More research done . A fresh install and recompile from source of 9.0 results in a compilable conky. But if I take my current 8.2 install, get rid of the /usr/ports directory, then fetch extract the ports tree anew, conky still won't compile. Somebody? Please? Help? Any idea of what I should check next or look for?


----------



## AASoft (Feb 12, 2012)

Thanks wik, this lets it compile just fine.
Would you be able to write up a small explanation to why this might be happening on my not-fresh 8.2 (and 9.0 upgraded from 8.2, too) system, but works fine on a fresh 9.0 build?


----------



## wik (Feb 12, 2012)

AASoft said:
			
		

> Thanks wik, this lets it compile just fine.
> Would you be able to write up a small explanation to why this might be happening on my not-fresh 8.2 (and 9.0 upgraded from 8.2, too) system, but works fine on a fresh 9.0 build?

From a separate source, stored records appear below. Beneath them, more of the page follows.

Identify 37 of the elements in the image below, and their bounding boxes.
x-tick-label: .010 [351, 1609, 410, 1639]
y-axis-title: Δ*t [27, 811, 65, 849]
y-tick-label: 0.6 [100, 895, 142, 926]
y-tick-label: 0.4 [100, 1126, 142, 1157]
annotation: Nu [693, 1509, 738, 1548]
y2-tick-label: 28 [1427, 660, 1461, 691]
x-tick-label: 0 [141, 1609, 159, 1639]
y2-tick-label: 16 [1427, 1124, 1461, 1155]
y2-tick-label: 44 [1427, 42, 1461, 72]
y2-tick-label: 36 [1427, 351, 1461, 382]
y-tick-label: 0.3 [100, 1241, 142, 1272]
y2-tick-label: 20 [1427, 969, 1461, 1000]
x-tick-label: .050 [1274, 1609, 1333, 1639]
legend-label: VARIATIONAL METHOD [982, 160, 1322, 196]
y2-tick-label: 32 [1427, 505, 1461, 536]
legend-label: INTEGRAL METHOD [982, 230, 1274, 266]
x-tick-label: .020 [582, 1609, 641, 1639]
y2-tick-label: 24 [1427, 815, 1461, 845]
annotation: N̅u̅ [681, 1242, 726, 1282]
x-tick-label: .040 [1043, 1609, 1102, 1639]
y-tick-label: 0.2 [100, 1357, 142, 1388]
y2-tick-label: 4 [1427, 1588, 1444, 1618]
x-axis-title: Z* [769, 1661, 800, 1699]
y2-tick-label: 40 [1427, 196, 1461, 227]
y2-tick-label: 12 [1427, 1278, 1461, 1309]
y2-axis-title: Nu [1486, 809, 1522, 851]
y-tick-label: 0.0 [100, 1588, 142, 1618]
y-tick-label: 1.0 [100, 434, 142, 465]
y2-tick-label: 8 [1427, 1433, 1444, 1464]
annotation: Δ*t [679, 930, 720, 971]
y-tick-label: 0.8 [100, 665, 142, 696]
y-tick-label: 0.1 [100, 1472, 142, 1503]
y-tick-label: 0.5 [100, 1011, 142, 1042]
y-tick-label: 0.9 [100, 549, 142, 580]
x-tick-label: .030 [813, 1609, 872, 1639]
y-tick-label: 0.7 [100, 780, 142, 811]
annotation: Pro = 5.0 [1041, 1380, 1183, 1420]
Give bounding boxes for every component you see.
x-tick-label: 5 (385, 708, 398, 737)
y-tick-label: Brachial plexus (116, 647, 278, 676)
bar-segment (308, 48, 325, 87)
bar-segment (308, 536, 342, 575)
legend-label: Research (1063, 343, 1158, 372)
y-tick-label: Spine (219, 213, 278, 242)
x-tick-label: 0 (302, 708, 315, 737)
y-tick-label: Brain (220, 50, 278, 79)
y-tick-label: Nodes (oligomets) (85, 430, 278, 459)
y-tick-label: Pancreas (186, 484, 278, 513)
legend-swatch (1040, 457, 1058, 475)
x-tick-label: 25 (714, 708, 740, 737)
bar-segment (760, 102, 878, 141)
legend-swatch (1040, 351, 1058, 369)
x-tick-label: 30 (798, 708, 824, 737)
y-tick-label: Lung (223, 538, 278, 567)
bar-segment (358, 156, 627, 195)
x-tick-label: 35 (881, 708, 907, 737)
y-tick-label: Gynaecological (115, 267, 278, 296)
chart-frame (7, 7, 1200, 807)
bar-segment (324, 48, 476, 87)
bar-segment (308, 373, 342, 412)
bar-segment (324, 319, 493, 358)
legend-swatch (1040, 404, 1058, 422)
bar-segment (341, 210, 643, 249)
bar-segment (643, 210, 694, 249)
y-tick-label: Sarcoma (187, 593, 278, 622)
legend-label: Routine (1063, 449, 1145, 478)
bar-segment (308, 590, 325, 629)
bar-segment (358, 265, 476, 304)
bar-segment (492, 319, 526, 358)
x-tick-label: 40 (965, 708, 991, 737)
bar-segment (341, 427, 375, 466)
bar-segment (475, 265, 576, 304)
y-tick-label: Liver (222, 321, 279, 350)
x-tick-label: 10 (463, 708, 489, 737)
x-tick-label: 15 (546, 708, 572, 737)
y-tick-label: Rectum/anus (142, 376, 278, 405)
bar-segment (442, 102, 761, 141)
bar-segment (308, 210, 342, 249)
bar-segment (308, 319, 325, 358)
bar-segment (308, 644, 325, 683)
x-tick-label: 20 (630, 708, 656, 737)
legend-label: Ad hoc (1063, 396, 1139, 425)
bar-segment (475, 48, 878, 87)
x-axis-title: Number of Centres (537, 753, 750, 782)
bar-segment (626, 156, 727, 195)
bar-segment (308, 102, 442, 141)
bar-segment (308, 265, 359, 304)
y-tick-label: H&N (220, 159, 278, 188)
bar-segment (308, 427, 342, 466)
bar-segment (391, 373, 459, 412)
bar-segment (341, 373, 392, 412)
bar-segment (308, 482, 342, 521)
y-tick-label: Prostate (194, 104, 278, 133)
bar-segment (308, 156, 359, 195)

Unfortunatelly I'm not so familiar with FreeBSD kitchen yet 

p.s.
I had fresh 9.0 install, which I then upgraded with CSVup to latest stable ports, kernel and world, and when I tried to install conky from ports it just failed with the same error.


----------



## wik (Feb 12, 2012)

AASoft said:
			
		

> Thanks wik, this lets it compile just fine.
> Would you be able to write up a small explanation to why this might be happening on my not-fresh 8.2 (and 9.0 upgraded from 8.2, too) system, but works fine on a fresh 9.0 build?



BTW, is it still the same conky-1.8.1 on your fresh 9.0 build or some earlier version?


----------



## AASoft (Feb 12, 2012)

Still conky-1.8.1, the latest from the ports tree. I update the ports tree using portsnap, not cvsup, but I wouldn't think this should be a problem.


----------



## AASoft (Mar 13, 2012)

I've noticed that there is a new patch for conky available on freshports  that works around not having __FreeBSD__kernel__ defined. I've tried building from that, but another port (that is required for conky) is now failing to build. I didn't catch the exact name, but I will the next time I come back to the VM where I am experimenting with all of this.

I've now decided to start with a fresh VM for all my FreeBSD learning, so this won't be *fingers crossed* a problem for me anymore, but I would still love to know how it is possible that upgrading to 9.0 results in this problem, while a fresh build of 9.0 doesn't.

If anyone has any ideas, please share. Thanks!


----------